Clara Kramer, elle, n’a jamais quitté son village de Zolkiew, en Pologne. Avec sa famille, deux couples d’amis et leurs enfants, elle a passé dix-huit mois d’occupation allemande sous terre, dans un abri creusé sous la maison de l’un d’eux, une poignée de mètres carrés où l’on ne peut se tenir debout que dans une sorte de puits creusé à cet effet et où les rejoindront, au fil de la guerre, plusieurs autres per­sonnes.

Au-dessus règne Valentin Beck, un juste improbable, antisémite, ivrogne, intempestif et, au bout du compte, incapable non seulement de cruauté mais même d’indifférence à la souffrance d’autrui. Naguère riches, les parents de Clara se retrouvent à la merci de leur ancienne femme de ménage, Julia, la femme de Valentin, qui n’hésitera jamais à se mettre, avec sa propre famille, en danger pour eux sans jamais demander de payement. Mais le petit groupe d’amis, rejoint par deux enfants en bas âge dont il faut obtenir le silence par tous les moyens, doit aussi partager sa cachette avec un autre couple, qui a acheté sa place auprès des habitants du dessus et ne partage rien des nourritures que sa bourse lui permet encore de s’offrir.

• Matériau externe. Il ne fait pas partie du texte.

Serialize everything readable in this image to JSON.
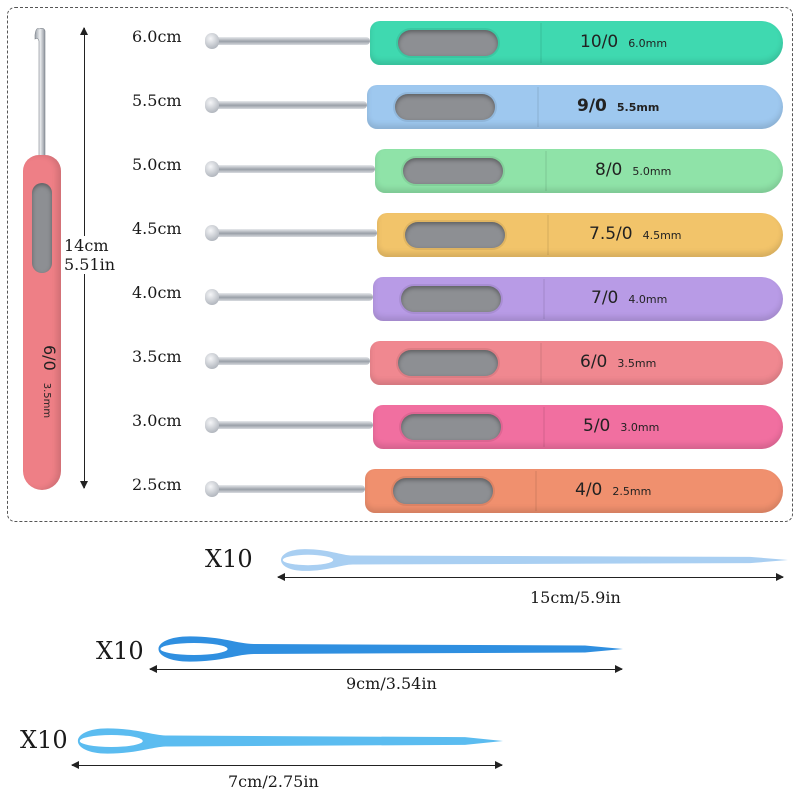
{
  "hero_hook": {
    "size": "6/0",
    "mm": "3.5mm",
    "length_cm": "14cm",
    "length_in": "5.51in",
    "handle_color": "#ee7f86"
  },
  "hooks": [
    {
      "label": "6.0cm",
      "size": "10/0",
      "mm": "6.0mm",
      "color": "#3fd9b0"
    },
    {
      "label": "5.5cm",
      "size": "9/0",
      "mm": "5.5mm",
      "color": "#9ec8ef"
    },
    {
      "label": "5.0cm",
      "size": "8/0",
      "mm": "5.0mm",
      "color": "#8fe3a8"
    },
    {
      "label": "4.5cm",
      "size": "7.5/0",
      "mm": "4.5mm",
      "color": "#f2c46a"
    },
    {
      "label": "4.0cm",
      "size": "7/0",
      "mm": "4.0mm",
      "color": "#b89be6"
    },
    {
      "label": "3.5cm",
      "size": "6/0",
      "mm": "3.5mm",
      "color": "#f08890"
    },
    {
      "label": "3.0cm",
      "size": "5/0",
      "mm": "3.0mm",
      "color": "#f16fa0"
    },
    {
      "label": "2.5cm",
      "size": "4/0",
      "mm": "2.5mm",
      "color": "#f0906e"
    }
  ],
  "needles": [
    {
      "quantity": "X10",
      "length": "15cm/5.9in",
      "color": "#a9cff2"
    },
    {
      "quantity": "X10",
      "length": "9cm/3.54in",
      "color": "#2f8fe0"
    },
    {
      "quantity": "X10",
      "length": "7cm/2.75in",
      "color": "#5bbcf0"
    }
  ]
}
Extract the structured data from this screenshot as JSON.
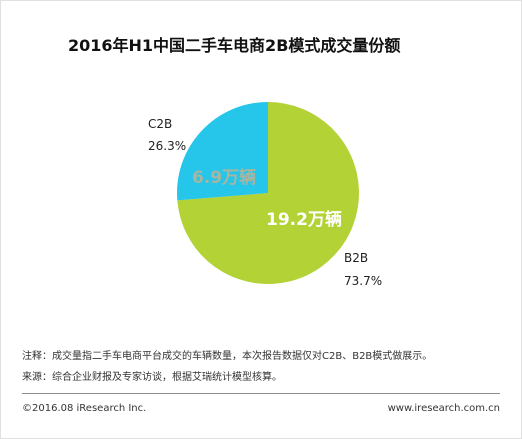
{
  "title": "2016年H1中国二手车电商2B模式成交量份额",
  "chart_data": {
    "type": "pie",
    "title": "2016年H1中国二手车电商2B模式成交量份额",
    "slices": [
      {
        "name": "C2B",
        "percent_label": "26.3%",
        "value_label": "6.9万辆",
        "value": 26.3,
        "volume": 6.9,
        "unit": "万辆",
        "color": "#26c5ea",
        "value_label_color": "#a8b5a0"
      },
      {
        "name": "B2B",
        "percent_label": "73.7%",
        "value_label": "19.2万辆",
        "value": 73.7,
        "volume": 19.2,
        "unit": "万辆",
        "color": "#b2d235",
        "value_label_color": "#ffffff"
      }
    ]
  },
  "notes": {
    "note": "注释：成交量指二手车电商平台成交的车辆数量，本次报告数据仅对C2B、B2B模式做展示。",
    "source": "来源：综合企业财报及专家访谈，根据艾瑞统计模型核算。"
  },
  "footer": {
    "copyright": "©2016.08 iResearch Inc.",
    "website": "www.iresearch.com.cn"
  }
}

Le récit de ce huis clos terrifiant où les tensions sociales et les passions humaines se jouent au plus près de l’os semble parfois trop exemplaire pour être vrai. Mais Clara Kramer a un témoin: le journal qu’elle a tenu tout au long de sa captivité, sur des cahiers donnés par Valentin Beck et désormais conservés au Musée de l’Holocauste à Washington. Comme celui que tenait, dans une autre cachette plus à l’ouest, une certaine Anne Frank. Dont le père, dans la deuxième vie qui lui a été donnée après la guerre, a épousé la mère d’Eva Schloss…

Et tous les autres

Car on distingue, autour des trois narratrices, de nombreuses ombres: les camarades de classe qu’a eus Ruth Fayon dans l’école juive ouverte à Prague après l’exclusion des enfants juifs de l’enseignement officiel, tous disparus. Les 5000 juifs de Zolkiew, dont seuls 50 ont survécu. Des ombres dont les détails et les anecdotes soigneusement rapportés retracent les souffrances – le violon qu’il faut abandonner, les parents qui disparaissent – et la lutte de tous les instants pour continuer, envers et contre tout, de porter haut sa part d’humanité.